‘Gilmore Girls’ Was Ahead of Its Time in One Big Way
Whenever you view an older show through a more modern lens, problems seem to arise. Gilmore Girls, while it was supposed to be a light, feel-good sitcom, was not without its issues. In fact, fans have been quick to point out elements of the series that would never fly today. While the show did suffer from stereotyping and archaic gender role dynamics, there was one way the show was incredibly progressive for its time. Gilmore Girls featured a lot of female business owners.
Stars Hollow had a ton of female business owners
The small Connecticut town that Lorelai Gilmore and Rory Gilmore called home had a lot of strange characteristics, but one of the things that made the hamlet incredibly progressive was the number of female business owners that it supported. Miss Patty and Gypsy both owned their businesses, for example. Miss Patty taught dance and allowed her studio to be used for town meetings. Gypsy was an auto mechanic whose shop was housed across the street from Luke’s Diner.

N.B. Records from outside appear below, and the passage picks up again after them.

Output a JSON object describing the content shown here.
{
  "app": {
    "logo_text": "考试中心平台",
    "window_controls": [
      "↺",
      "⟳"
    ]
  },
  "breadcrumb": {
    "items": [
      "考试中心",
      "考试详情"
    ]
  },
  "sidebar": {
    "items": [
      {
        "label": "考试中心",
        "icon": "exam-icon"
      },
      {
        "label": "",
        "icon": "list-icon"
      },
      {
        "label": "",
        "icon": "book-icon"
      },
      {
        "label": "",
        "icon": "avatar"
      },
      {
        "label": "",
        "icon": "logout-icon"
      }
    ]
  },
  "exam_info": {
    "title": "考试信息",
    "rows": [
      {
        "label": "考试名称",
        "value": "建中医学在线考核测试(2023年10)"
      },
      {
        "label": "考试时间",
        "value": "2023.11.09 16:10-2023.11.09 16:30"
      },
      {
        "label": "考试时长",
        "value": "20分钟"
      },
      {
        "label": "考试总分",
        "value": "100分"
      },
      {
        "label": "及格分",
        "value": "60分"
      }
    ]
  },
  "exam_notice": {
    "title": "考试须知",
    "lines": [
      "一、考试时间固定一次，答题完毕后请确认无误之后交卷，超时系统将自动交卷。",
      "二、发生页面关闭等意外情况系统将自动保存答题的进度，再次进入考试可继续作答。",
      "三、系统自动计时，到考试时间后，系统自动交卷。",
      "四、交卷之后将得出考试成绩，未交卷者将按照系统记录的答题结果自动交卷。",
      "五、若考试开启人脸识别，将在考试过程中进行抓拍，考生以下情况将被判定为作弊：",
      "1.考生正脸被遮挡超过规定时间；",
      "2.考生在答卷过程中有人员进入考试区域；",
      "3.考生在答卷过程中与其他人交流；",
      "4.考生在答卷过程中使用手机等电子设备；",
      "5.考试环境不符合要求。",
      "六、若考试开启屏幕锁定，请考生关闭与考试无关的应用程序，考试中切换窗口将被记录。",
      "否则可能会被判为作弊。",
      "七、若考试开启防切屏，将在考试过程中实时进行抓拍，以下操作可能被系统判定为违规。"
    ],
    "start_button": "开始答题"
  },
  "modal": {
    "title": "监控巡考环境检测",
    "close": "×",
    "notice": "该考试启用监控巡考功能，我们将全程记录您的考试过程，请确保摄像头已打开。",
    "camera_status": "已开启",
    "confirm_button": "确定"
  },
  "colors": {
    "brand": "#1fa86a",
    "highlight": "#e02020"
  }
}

Fran Weston owned Weston’s bakery before her death, and Sophie Bloom was the owner of the music shop where Lane first fell in love with the drums. Sookie and Lorelai eventually owned the Dragonfly, and even before that, they worked for another woman. Mia owned The Independence Inn until it burned down. Even Sherry, who dated Christopher Hayden, had a successful, high-powered career, as did her friends.
Gilmore Girls avoided the tired stereotype that all women desperately want to get married
The series continued the theme of self-sufficient women with the way it approached marriage. Many of the female characters in the show were unmarried, and even those who were married didn’t view it as their ultimate goal. The only exception was Emily Gilmore, who represented a completely different class and generation of women.
Lorelai dated pretty extensively on the show. She almost married Max Medina, was engaged to Luke Danes, and eventually married Christopher. Sure, Lorelai made relationship mistakes, as Screen Rant points out, but she didn’t stake her entire identity on whether or not she was in a relationship, even when others did. Miss Patty and Emily consistently tried to set Lorelai up with men, but she was mostly OK on her own, and that was a big deal when Gilmore Girls premiered.
Gilmore Girls was problematic in other ways
While Gilmore Girls was ahead of its time in terms of strong female characters, it was problematic in other ways. The way the series dealt with the LGBTQ community was particularly troubling. Swipes at the gay community were made in every season. Out Magazine noted that even the show’s revival, Gilmore Girls: A Year in the Life, failed to be truly inclusive.
Gilmore Girls also failed to handle the divide between rich and poor with sensitivity. Emily’s treatment of her staff was particularly troubling. The maids, largely immigrants, were treated with disgust and disdain and often discarded without a second thought. The poor treatment was talked about on the series as if it were a running gag.